OP: O cinema de horror vive um bom momento? Qual a era de ouro dos filmes de terror?
Primati: Por alguns filmes que citei anteriormente, podemos dizer que ainda tem muita coisa boa surgindo. Mas no geral, é um mercado acomodado com franquias consagradas, refilmagens etc. O horror, como gênero cinematográfico, teve alguns ciclos importantes: o primeiro foi na década de 1930, com o lançamento de Drácula e Frankenstein, que consagraram os primeiros ídolos do gênero, Bela Lugosi e Boris Karloff. Depois o gênero teve outros bons momentos quando Alfred Hitchcock fez Psicose, praticamente inventando o horror moderno, e mais tarde quando O Exorcista transformou o horror num gênero lucrativo, chegando a ser indicado ao Oscar nas principais categorias.
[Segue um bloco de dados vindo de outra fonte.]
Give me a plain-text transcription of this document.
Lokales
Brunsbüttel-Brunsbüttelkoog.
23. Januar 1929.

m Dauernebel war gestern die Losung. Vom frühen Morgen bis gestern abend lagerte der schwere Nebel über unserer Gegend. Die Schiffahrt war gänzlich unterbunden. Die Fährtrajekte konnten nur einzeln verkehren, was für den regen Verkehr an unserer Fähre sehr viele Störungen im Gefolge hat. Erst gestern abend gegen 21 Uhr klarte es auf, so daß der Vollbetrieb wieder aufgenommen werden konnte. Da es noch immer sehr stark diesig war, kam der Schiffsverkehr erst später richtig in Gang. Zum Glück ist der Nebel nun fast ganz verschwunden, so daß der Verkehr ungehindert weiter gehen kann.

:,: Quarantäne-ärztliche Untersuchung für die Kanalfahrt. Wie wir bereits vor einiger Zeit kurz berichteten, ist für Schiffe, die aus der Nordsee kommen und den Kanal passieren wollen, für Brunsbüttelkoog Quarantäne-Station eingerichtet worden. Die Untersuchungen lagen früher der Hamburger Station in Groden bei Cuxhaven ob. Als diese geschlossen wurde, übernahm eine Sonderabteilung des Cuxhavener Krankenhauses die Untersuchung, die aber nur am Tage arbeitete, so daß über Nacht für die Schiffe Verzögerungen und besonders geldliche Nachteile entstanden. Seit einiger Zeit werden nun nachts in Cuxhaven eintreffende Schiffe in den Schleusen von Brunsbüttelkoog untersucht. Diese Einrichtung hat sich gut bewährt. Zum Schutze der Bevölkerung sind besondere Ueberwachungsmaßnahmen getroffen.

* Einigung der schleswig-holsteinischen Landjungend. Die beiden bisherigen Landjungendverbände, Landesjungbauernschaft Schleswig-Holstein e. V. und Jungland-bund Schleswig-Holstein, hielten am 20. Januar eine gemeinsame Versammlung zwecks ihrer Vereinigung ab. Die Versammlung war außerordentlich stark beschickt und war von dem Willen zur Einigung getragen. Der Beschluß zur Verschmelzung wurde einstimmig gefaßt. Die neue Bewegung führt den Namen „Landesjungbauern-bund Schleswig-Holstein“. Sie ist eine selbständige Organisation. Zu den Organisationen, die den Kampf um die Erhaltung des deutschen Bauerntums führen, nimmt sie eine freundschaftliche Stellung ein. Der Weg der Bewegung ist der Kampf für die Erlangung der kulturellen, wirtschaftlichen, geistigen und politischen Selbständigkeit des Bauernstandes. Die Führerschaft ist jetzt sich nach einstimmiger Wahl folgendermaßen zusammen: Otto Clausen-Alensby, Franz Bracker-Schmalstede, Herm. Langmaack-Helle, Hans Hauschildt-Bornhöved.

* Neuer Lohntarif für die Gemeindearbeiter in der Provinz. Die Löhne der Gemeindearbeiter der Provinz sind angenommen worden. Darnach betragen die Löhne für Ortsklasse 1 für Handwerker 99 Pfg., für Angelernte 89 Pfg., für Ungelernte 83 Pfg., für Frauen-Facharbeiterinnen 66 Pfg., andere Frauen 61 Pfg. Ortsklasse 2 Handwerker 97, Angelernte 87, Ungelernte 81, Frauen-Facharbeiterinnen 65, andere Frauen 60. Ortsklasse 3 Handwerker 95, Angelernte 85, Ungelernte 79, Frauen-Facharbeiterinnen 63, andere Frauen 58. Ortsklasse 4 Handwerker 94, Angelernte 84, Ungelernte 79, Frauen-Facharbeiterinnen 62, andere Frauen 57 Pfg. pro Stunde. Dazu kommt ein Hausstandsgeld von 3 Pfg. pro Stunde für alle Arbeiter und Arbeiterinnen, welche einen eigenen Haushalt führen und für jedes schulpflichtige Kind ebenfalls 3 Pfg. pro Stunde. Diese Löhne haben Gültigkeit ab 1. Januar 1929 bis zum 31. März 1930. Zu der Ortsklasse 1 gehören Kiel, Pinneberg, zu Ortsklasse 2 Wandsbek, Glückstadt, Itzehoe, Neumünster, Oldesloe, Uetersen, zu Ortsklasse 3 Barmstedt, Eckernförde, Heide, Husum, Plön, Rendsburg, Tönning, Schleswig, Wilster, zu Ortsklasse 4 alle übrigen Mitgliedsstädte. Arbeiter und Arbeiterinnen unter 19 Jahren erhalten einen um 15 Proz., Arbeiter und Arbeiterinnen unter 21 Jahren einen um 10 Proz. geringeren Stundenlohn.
O horror continuou tendo momentos de altos e baixos, mas voltou a ser popular com O Silêncio dos Inocentes (pouco depois Francis Ford Coppola fez sua versão de Drácula e Kenneth Branagh fez Frankenstein), e mais importante ainda, quando Wes Craven deu voz às mulheres em sua saga de slasher pós-moderno revisionário Pânico, nos anos 1990, que atraiu um público muito mais amplo para o gênero, ao ponto de ainda hoje sentirmos as consequências dessa popularização do filme de horror.
OP: Você ministra cursos sobre cinema de horror e sobre a obra do Hitchcock. Quem é o público dessas oficinas? O que essas pessoas buscam?
Primati: Sim, tenho vários cursos sobre cinema fantástico, indo desde o Expressionismo Alemão até a Ficção Científica, inclusive sobre a produção de cinema fantástico no Brasil. O público é o mais amplo possível, desde meros apreciadores de filmes que querem entender um pouco melhor e aumentarem seu repertório neste assunto, quanto estudantes de cinema que ou querem ser cineastas, ou teóricos sobre a arte cinematográfica. Até hoje só tive experiências maravilhosas com os meus cursos, sempre conhecendo gente nova e interessada em pensar o cinema, o que sempre renova minha esperança em que esse tema jamais deixe de ser discutido de maneira divertida e inteligente.